SVP Schwyz sagt klar Ja zur Neutralität und Nein zur Ernährungsinitiative
An ihrer Parteiversammlung im Feuerwehrlokal Ingenbohl hat die SVP des Kantons Schwyz die eidgenössischen Abstimmungsvorlagen vom 27. September 2026 beraten. Die über 90 anwesenden Mitglieder fassten klare Parolen: deutliches JA zur Neutralitätsinitiative und klares NEIN zur Ernährungsinitiative.

Dienstag, 25. August 2026 – Im festlich hergerichteten Feuerwehrlokal Ingenbohl begrüsste Kantonalpräsident und Nationalrat Roman Bürgi die über 90 Mitglieder zur Parteiversammlung der SVP Kanton Schwyz. In seiner Eröffnung unterstrich Bürgi die Bedeutung eines engagierten politischen Einsatzes der SVP. Gerade auch bei Abstimmungen, bei denen es um zentrale Fragen für unser Land geht.
Die vergangene Abstimmung zur Nachhaltigkeits-Initiative habe gezeigt, dass die SVP auch über ihre eigene Wählerschaft hinaus überzeugen müsse. Im Kanton Schwyz wurde die Vorlage mit über 60 Prozent Ja-Stimmen angenommen. «Wir müssen unsere Argumente noch stärker in die Bevölkerung tragen. So können wir auch jene Menschen erreichen, die noch nicht SVP wählen», so Bürgi. Ortsparteipräsident der SVP Ingenbohl-Brunnen und Kantonsrat Thomas von Euw hiess die Mitglieder anschliessend im Namen der Ortspartei willkommen und stellte die Gastgebergemeinde in kurzen Worten vor.

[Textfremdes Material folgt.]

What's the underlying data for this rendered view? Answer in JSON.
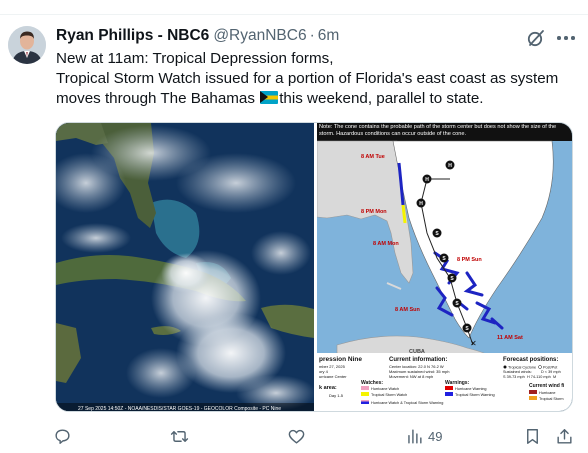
{
  "tweet": {
    "author_name": "Ryan Phillips - NBC6",
    "handle": "@RyanNBC6",
    "separator": "·",
    "time": "6m",
    "text_line1": "New at 11am: Tropical Depression forms,",
    "text_line2": "Tropical Storm Watch issued for a portion of Florida's east coast as system",
    "text_line3_a": "moves through The Bahamas",
    "text_line3_b": "this weekend, parallel to state.",
    "flag_icon": "bahamas-flag-emoji"
  },
  "media": {
    "satellite_caption": "27 Sep 2025 14:50Z - NOAA/NESDIS/STAR GOES-19 - GEOCOLOR Composite - PC Nine",
    "map": {
      "note": "Note: The cone contains the probable path of the storm center but does not show the size of the storm. Hazardous conditions can occur outside of the cone.",
      "track_labels": [
        "8 AM Tue",
        "8 PM Mon",
        "8 AM Mon",
        "8 PM Sun",
        "8 AM Sun",
        "11 AM Sat"
      ],
      "point_markers": [
        "H",
        "H",
        "H",
        "S",
        "S",
        "S",
        "S",
        "S"
      ],
      "country_label": "CUBA",
      "legend": {
        "title": "pression Nine",
        "subtitle_lines": [
          "mber 27, 2025",
          "ory 4",
          "urricane Center"
        ],
        "current_info_title": "Current information:",
        "current_info_lines": [
          "Center location: 22.0 N 76.2 W",
          "Maximum sustained wind: 35 mph",
          "Movement: NW at 8 mph"
        ],
        "forecast_title": "Forecast positions:",
        "forecast_lines": [
          "Tropical Cyclone",
          "Post/Pot",
          "Sustained winds:",
          "D < 39 mph",
          "S 39-73 mph",
          "H 74-110 mph",
          "M"
        ],
        "area_label": "k area:",
        "area_sub": "Day 1-5",
        "watches_title": "Watches:",
        "watches": [
          "Hurricane Watch",
          "Tropical Storm Watch"
        ],
        "warnings_title": "Warnings:",
        "warnings": [
          "Hurricane Warning",
          "Tropical Storm Warning"
        ],
        "combo": "Hurricane Watch & Tropical Storm Warning",
        "wind_title": "Current wind fi",
        "wind_items": [
          "Hurricane",
          "Tropical Storm"
        ]
      }
    }
  },
  "actions": {
    "views_count": "49"
  },
  "colors": {
    "text_primary": "#0f1419",
    "text_secondary": "#536471",
    "border": "#cfd9de",
    "cone_white": "#ffffff",
    "watch_blue": "#1d24c2",
    "ts_warning_blue": "#2020e0",
    "watch_yellow": "#f4f400",
    "ocean": "#7fb3db"
  }
}
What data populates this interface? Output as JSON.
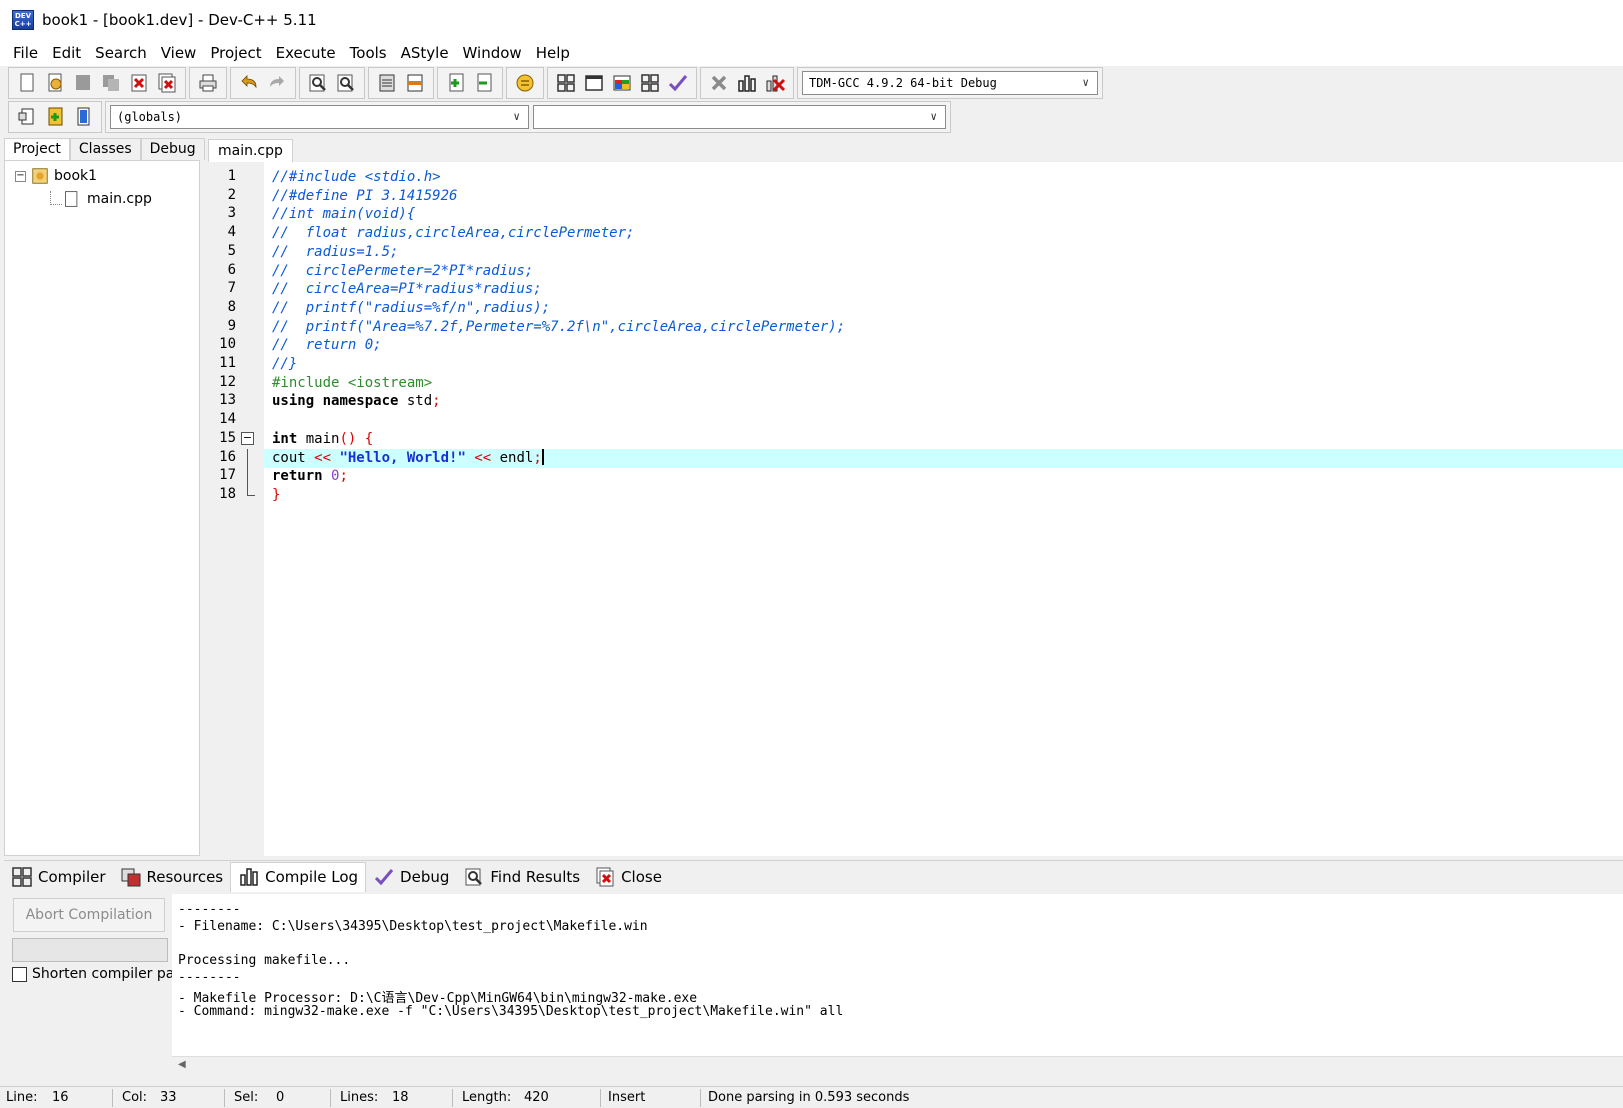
{
  "window": {
    "title": "book1 - [book1.dev] - Dev-C++ 5.11",
    "app_badge": "DEV C++"
  },
  "menu": [
    "File",
    "Edit",
    "Search",
    "View",
    "Project",
    "Execute",
    "Tools",
    "AStyle",
    "Window",
    "Help"
  ],
  "toolbar": {
    "compiler_select": "TDM-GCC 4.9.2 64-bit Debug",
    "scope_select": "(globals)",
    "member_select": ""
  },
  "left_panel": {
    "tabs": [
      "Project",
      "Classes",
      "Debug"
    ],
    "active_tab": "Project",
    "tree": {
      "project": "book1",
      "file": "main.cpp"
    }
  },
  "editor": {
    "tab": "main.cpp",
    "lines": [
      "//#include <stdio.h>",
      "//#define PI 3.1415926",
      "//int main(void){",
      "//  float radius,circleArea,circlePermeter;",
      "//  radius=1.5;",
      "//  circlePermeter=2*PI*radius;",
      "//  circleArea=PI*radius*radius;",
      "//  printf(\"radius=%f/n\",radius);",
      "//  printf(\"Area=%7.2f,Permeter=%7.2f\\n\",circleArea,circlePermeter);",
      "//  return 0;",
      "//}",
      "#include <iostream>",
      "using namespace std;",
      "",
      "int main() {",
      "cout << \"Hello, World!\" << endl;",
      "return 0;",
      "}"
    ],
    "current_line": 16
  },
  "bottom_tabs": [
    "Compiler",
    "Resources",
    "Compile Log",
    "Debug",
    "Find Results",
    "Close"
  ],
  "bottom_active": "Compile Log",
  "compile_panel": {
    "abort_label": "Abort Compilation",
    "shorten_label": "Shorten compiler paths",
    "log": [
      "--------",
      "- Filename: C:\\Users\\34395\\Desktop\\test_project\\Makefile.win",
      "",
      "Processing makefile...",
      "--------",
      "- Makefile Processor: D:\\C语言\\Dev-Cpp\\MinGW64\\bin\\mingw32-make.exe",
      "- Command: mingw32-make.exe -f \"C:\\Users\\34395\\Desktop\\test_project\\Makefile.win\" all"
    ]
  },
  "status": {
    "line_label": "Line:",
    "line_value": "16",
    "col_label": "Col:",
    "col_value": "33",
    "sel_label": "Sel:",
    "sel_value": "0",
    "lines_label": "Lines:",
    "lines_value": "18",
    "length_label": "Length:",
    "length_value": "420",
    "mode": "Insert",
    "message": "Done parsing in 0.593 seconds"
  }
}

Klares Ja zur Neutralitätsinitiative
Als erste Vorlage stand die Neutralitätsinitiative zur Diskussion. Stephanie Gartenmann, Berner Grossrätin und Mitglied des Initiativkomitees, erläuterte die Argumente für die Vorlage. Für sie ist klar: «Eine glaubwürdige, konsequente Neutralität schützt uns vor internationalen Konflikten, stärkt unsere Rolle als Vermittler und garantiert langfristige Sicherheit und Stabilität.»
Die Schwyzer SVP-Basis sieht das gleich. Die Versammlung fasste folglich grossmehrheitlich die JA-Parole zur Neutralitätsinitiative.
Deutliches Nein zur Ernährungsinitiative
Anschliessend wurde die Ernährungsinitiative beraten. SVP-Kantonsrat Martin Brun aus Sattel stellte die Vorlage vor und warnte vor den weitreichenden Folgen für Konsumenten und Landwirtschaft.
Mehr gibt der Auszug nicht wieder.